Thomas Roberts, the labor arbitrator best known for finding Major League Baseball owners guilty of colluding to prevent the movement of free-agent players after the 1985 season, died February 13. He was 84.

Roberts became a national figure in 1983 when he ruled that then-Dodgers pitcher Fernando Valenzuela could earn $1 million for a year’s salary. Valenzuela became the first baseball player to break the $1 million salary barrier through arbitration.

In 1988, Roberts awarded $10.5 million to 139 players after he found that owners had conspired to restrict the movement of free agents during the 1985 season.

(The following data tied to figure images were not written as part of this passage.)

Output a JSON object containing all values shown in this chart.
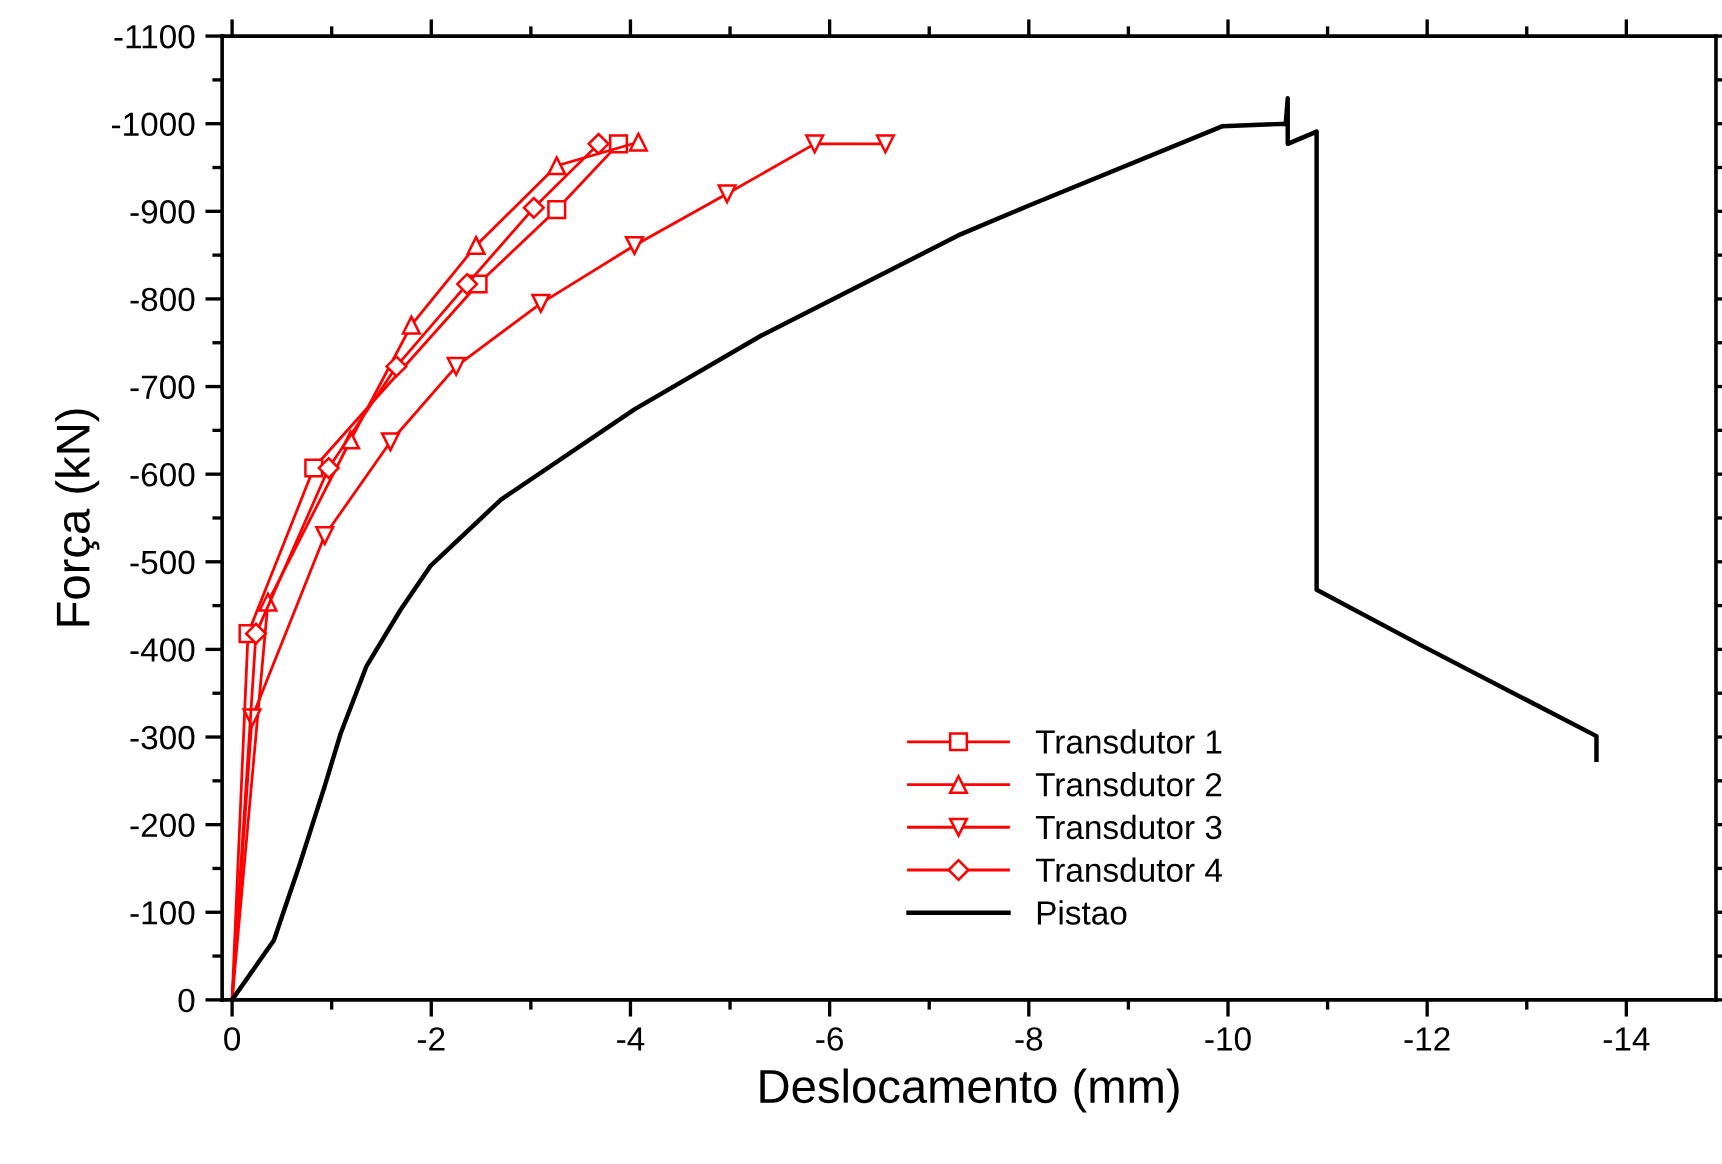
{
  "chart_data": {
    "type": "line",
    "xlabel": "Deslocamento (mm)",
    "ylabel": "Força (kN)",
    "xlim": [
      0.1,
      -14.9
    ],
    "xticks": [
      0,
      -2,
      -4,
      -6,
      -8,
      -10,
      -12,
      -14
    ],
    "ylim": [
      0,
      -1100
    ],
    "yticks": [
      0,
      -100,
      -200,
      -300,
      -400,
      -500,
      -600,
      -700,
      -800,
      -900,
      -1000,
      -1100
    ],
    "grid": false,
    "legend": "bottom right",
    "line_style": "solid",
    "series": [
      {
        "name": "Transdutor 1",
        "color": "#ff0000",
        "marker": "square",
        "x": [
          0,
          -0.16,
          -0.82,
          -2.47,
          -3.26,
          -3.88
        ],
        "values": [
          0,
          -418,
          -607,
          -817,
          -902,
          -977
        ]
      },
      {
        "name": "Transdutor 2",
        "color": "#ff0000",
        "marker": "triangle",
        "x": [
          0,
          -0.36,
          -1.19,
          -1.8,
          -2.45,
          -3.26,
          -4.08
        ],
        "values": [
          0,
          -454,
          -639,
          -770,
          -861,
          -952,
          -979
        ]
      },
      {
        "name": "Transdutor 3",
        "color": "#ff0000",
        "marker": "triangle_down",
        "x": [
          0,
          -0.2,
          -0.93,
          -1.59,
          -2.25,
          -3.1,
          -4.04,
          -4.97,
          -5.85,
          -6.56
        ],
        "values": [
          0,
          -322,
          -530,
          -637,
          -723,
          -795,
          -861,
          -920,
          -977,
          -977
        ]
      },
      {
        "name": "Transdutor 4",
        "color": "#ff0000",
        "marker": "diamond",
        "x": [
          0,
          -0.24,
          -0.97,
          -1.65,
          -2.36,
          -3.03,
          -3.68
        ],
        "values": [
          0,
          -418,
          -607,
          -723,
          -817,
          -904,
          -977
        ]
      },
      {
        "name": "Pistao",
        "color": "#000000",
        "marker": "none",
        "x": [
          0,
          -0.42,
          -0.68,
          -0.93,
          -1.09,
          -1.35,
          -1.69,
          -1.99,
          -2.7,
          -4.04,
          -5.31,
          -7.32,
          -7.99,
          -9.94,
          -10.58,
          -10.6,
          -10.6,
          -10.89,
          -10.89,
          -11.95,
          -13.7,
          -13.7
        ],
        "values": [
          0,
          -68,
          -155,
          -244,
          -304,
          -381,
          -445,
          -495,
          -571,
          -674,
          -758,
          -874,
          -906,
          -997,
          -1000,
          -1029,
          -977,
          -991,
          -468,
          -404,
          -301,
          -274
        ]
      }
    ]
  }
}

The owners agreed in 1990 to settle the collusion cases for a $280-million payment. The Major League Baseball Players Association hired Roberts to oversee the distribution of the money to about 840 players.

Donald Fehr, executive director of the players association said Roberts had an “extraordinary reputation.”

“He had a really good sense of what the right and what the appropriate result should be,” Mr. Fehr said. “He was courteous almost to the point of being courtly.”

In a 1989 article in Florida’s St. Petersburg Times, Roberts said that there “is a feeling that arbitrators have a tendency to split things, to give one to the club and the next to the player in the hope of not offending either party so he’ll be hired again.”

“That’s an illusion,” he said. “A successful arbitrator doesn’t pay attention to his box score, in baseball or anywhere else.”

Only a small part of Roberts’s caseload revolved around baseball, and the arbitrator of 50 years sat in on disputes in the entertainment, broadcasting, manufacturing and airline industries.

From 1987 through 2000, Roberts mediated between General Motors Corp. and the United Auto Workers during their national collective bargaining agreement.